US Stamps

Washington coil error discovered on flat-rate envelope used to mail APS circuit books

Feb 19, 2015, 2 PM

This Priority Mail flat-rate padded envelope was mailed in 2012 with 39 20¢ George Washington coil stamps with all die cuts omitted. The error stamps are applied in four separate strips, with some wrapped around the right edge and onto the back of

A newly discovered die cut-omitted (imperforate) error of the 2011 United States 20¢ George Washington coil stamp (Scott 4512) has been reported by a stamp collector in Wisconsin.

Clyde Ekar has a large Priority Mail flat-rate padded envelope franked with 39 examples of the imperforate Washington stamp plus a single 5¢ American Toleware Coffeepot sheet stamp. The postage totals $7.85, an apparent payment of the $5.30 Priority Mail padded envelope flat rate in effect during most of 2012, plus the added $2.55 fee for signature confirmation.

The stamps are postmarked with a handstamp dated Nov. 23, 2012, and the package also bears a zero-value U.S. Postal Service PVI (postage validation imprint) label with the same date.

That label is struck with a red handstamp, “Postage Verified at Elkhorn 53121,” which means the postage on the envelope was checked and verified by a post office clerk before the package was mailed from Elkhorn, Wis., to Lake Nebagamon, Wis.

The image shown here, provided by Ekar, is cropped slightly at right.
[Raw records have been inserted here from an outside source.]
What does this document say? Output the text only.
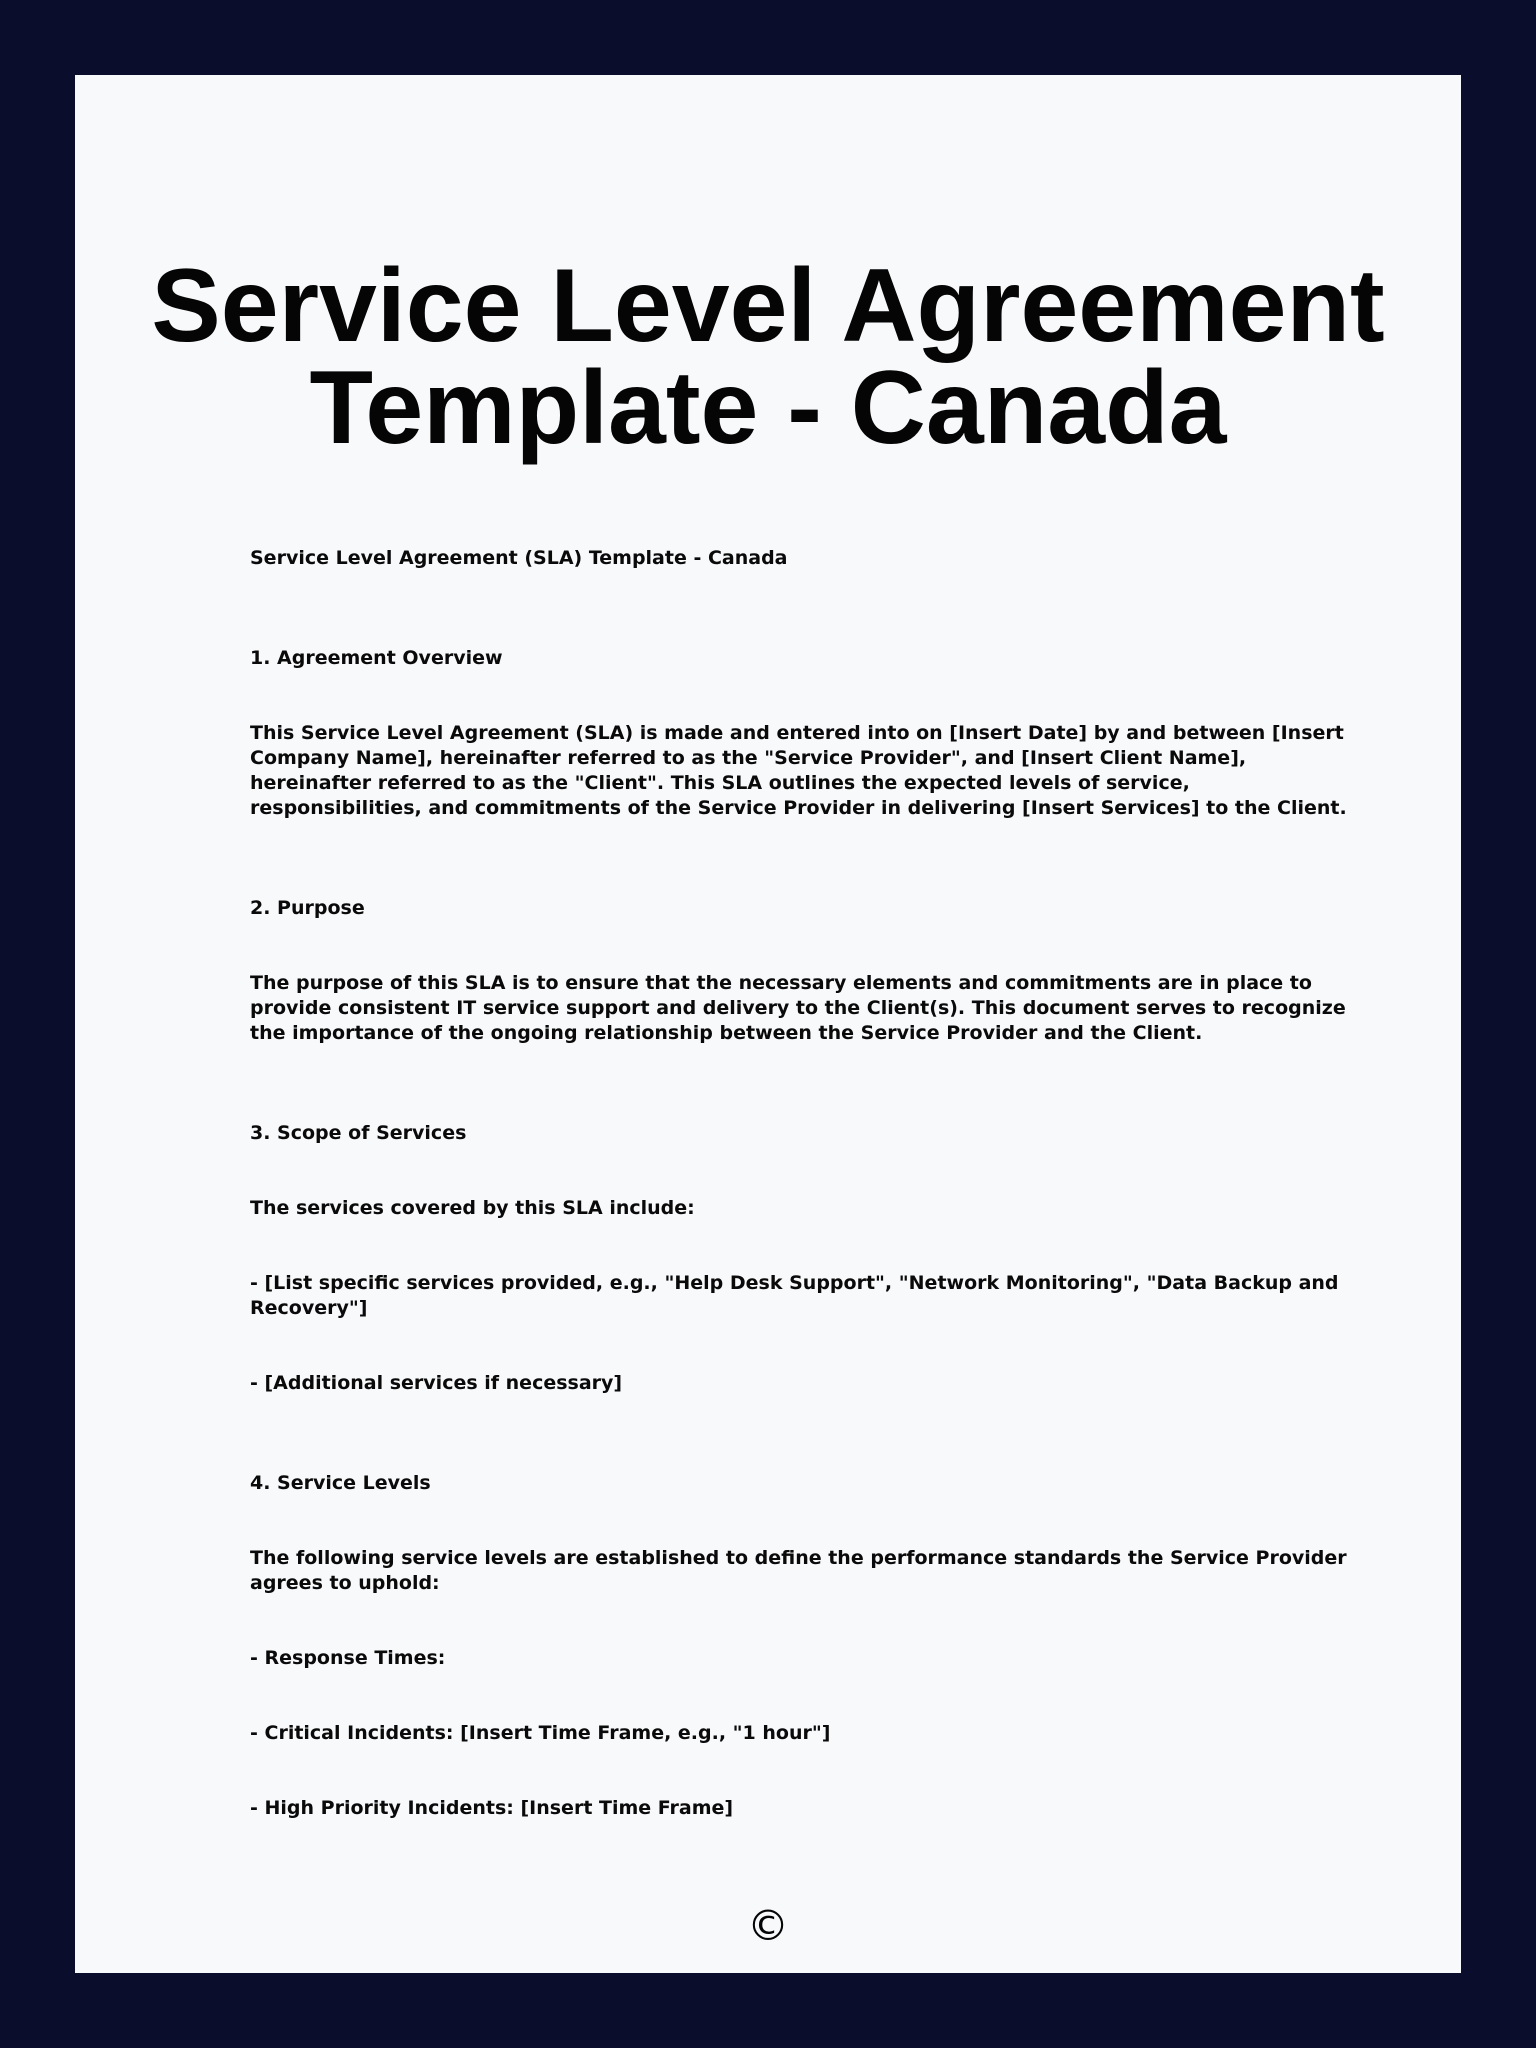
Service Level Agreement Template - Canada

Service Level Agreement (SLA) Template - Canada

1. Agreement Overview

This Service Level Agreement (SLA) is made and entered into on [Insert Date] by and between [Insert Company Name], hereinafter referred to as the "Service Provider", and [Insert Client Name], hereinafter referred to as the "Client". This SLA outlines the expected levels of service, responsibilities, and commitments of the Service Provider in delivering [Insert Services] to the Client.

2. Purpose

The purpose of this SLA is to ensure that the necessary elements and commitments are in place to provide consistent IT service support and delivery to the Client(s). This document serves to recognize the importance of the ongoing relationship between the Service Provider and the Client.

3. Scope of Services

The services covered by this SLA include:

- [List specific services provided, e.g., "Help Desk Support", "Network Monitoring", "Data Backup and Recovery"]

- [Additional services if necessary]

4. Service Levels

The following service levels are established to define the performance standards the Service Provider agrees to uphold:

- Response Times:

- Critical Incidents: [Insert Time Frame, e.g., "1 hour"]

- High Priority Incidents: [Insert Time Frame]

©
Ekar confirms that the parcel is franked with one strip of nine and three strips of 10 of the error stamp, and that the ends of some of these strips are wrapped around the right edge and continue onto the back of the parcel.

This is the first report of an imperforate error on the 20¢ George Washington coil, which was issued April 11, 2011.
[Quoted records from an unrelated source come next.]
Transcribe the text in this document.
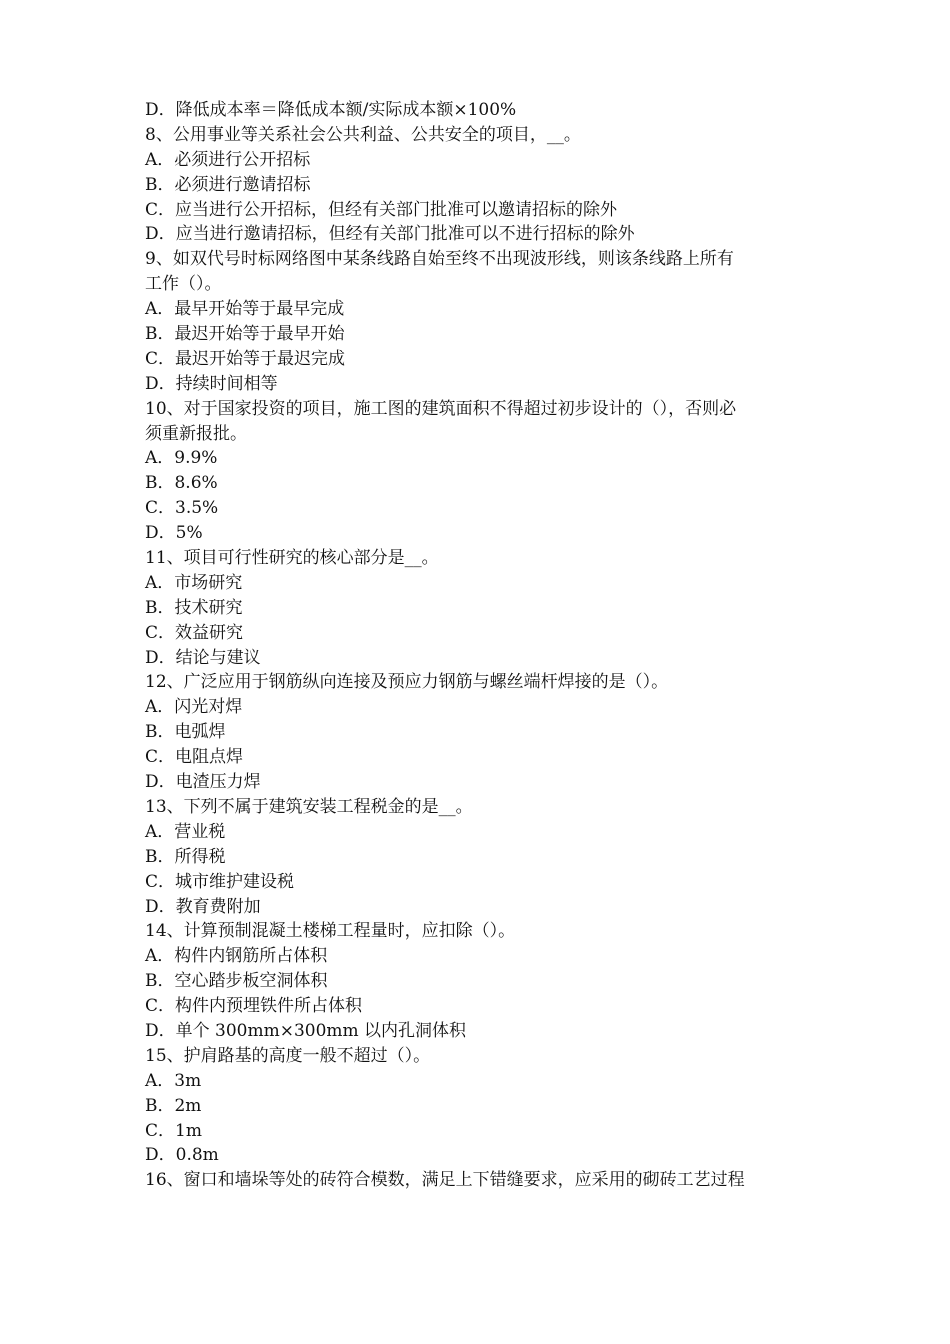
D．降低成本率＝降低成本额/实际成本额×100%
8、公用事业等关系社会公共利益、公共安全的项目，__。
A．必须进行公开招标
B．必须进行邀请招标
C．应当进行公开招标，但经有关部门批准可以邀请招标的除外
D．应当进行邀请招标，但经有关部门批准可以不进行招标的除外
9、如双代号时标网络图中某条线路自始至终不出现波形线，则该条线路上所有
工作（）。
A．最早开始等于最早完成
B．最迟开始等于最早开始
C．最迟开始等于最迟完成
D．持续时间相等
10、对于国家投资的项目，施工图的建筑面积不得超过初步设计的（），否则必
须重新报批。
A．9.9%
B．8.6%
C．3.5%
D．5%
11、项目可行性研究的核心部分是__。
A．市场研究
B．技术研究
C．效益研究
D．结论与建议
12、广泛应用于钢筋纵向连接及预应力钢筋与螺丝端杆焊接的是（）。
A．闪光对焊
B．电弧焊
C．电阻点焊
D．电渣压力焊
13、下列不属于建筑安装工程税金的是__。
A．营业税
B．所得税
C．城市维护建设税
D．教育费附加
14、计算预制混凝土楼梯工程量时，应扣除（）。
A．构件内钢筋所占体积
B．空心踏步板空洞体积
C．构件内预埋铁件所占体积
D．单个 300mm×300mm 以内孔洞体积
15、护肩路基的高度一般不超过（）。
A．3m
B．2m
C．1m
D．0.8m
16、窗口和墙垛等处的砖符合模数，满足上下错缝要求，应采用的砌砖工艺过程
A pane of 20 20¢ George Washington stamps with the same design (Scott 4504) was issued on the same date.

The error stamps on the envelope can be identified as coils in part because of the plate number P22222 visible on the first stamp at left in the third strip on the package (directly below the sender’s flag-decorated return address label).

The envelope was examined by the American Philatelic Expertizing Service in Bellefonte, Pa., which rendered this opinion: “United States, Scott No. 4512, strips of 9, 10, 10 and 10, die cut omitted error, used on priority mail cover, genuine in all respects.”

Ekar told Linn’s Stamp News that he received the envelope in the mail, filled with circuit books from the American Philatelic Society that were being forwarded by another collector.

“When I received it, I didn’t think anything of it,” Ekar said. “I save covers, so I just put it away.”

Two or three months ago, he said, he was looking through his covers and noticed the coil stamps had no die cuts and were cut apart in strips of nine and 10.

That’s when he sent the envelope in for expertizing.

Ekar added that he has tried to reach the collector who sent the package to see if he can add to the story — or if he happens to have any of the mint stamps remaining — but with no luck.

Charles Snee, editor of the Scott catalogs, said the new error will be listed in the 2016 Scott Specialized Catalogue of United States Stamps and Covers.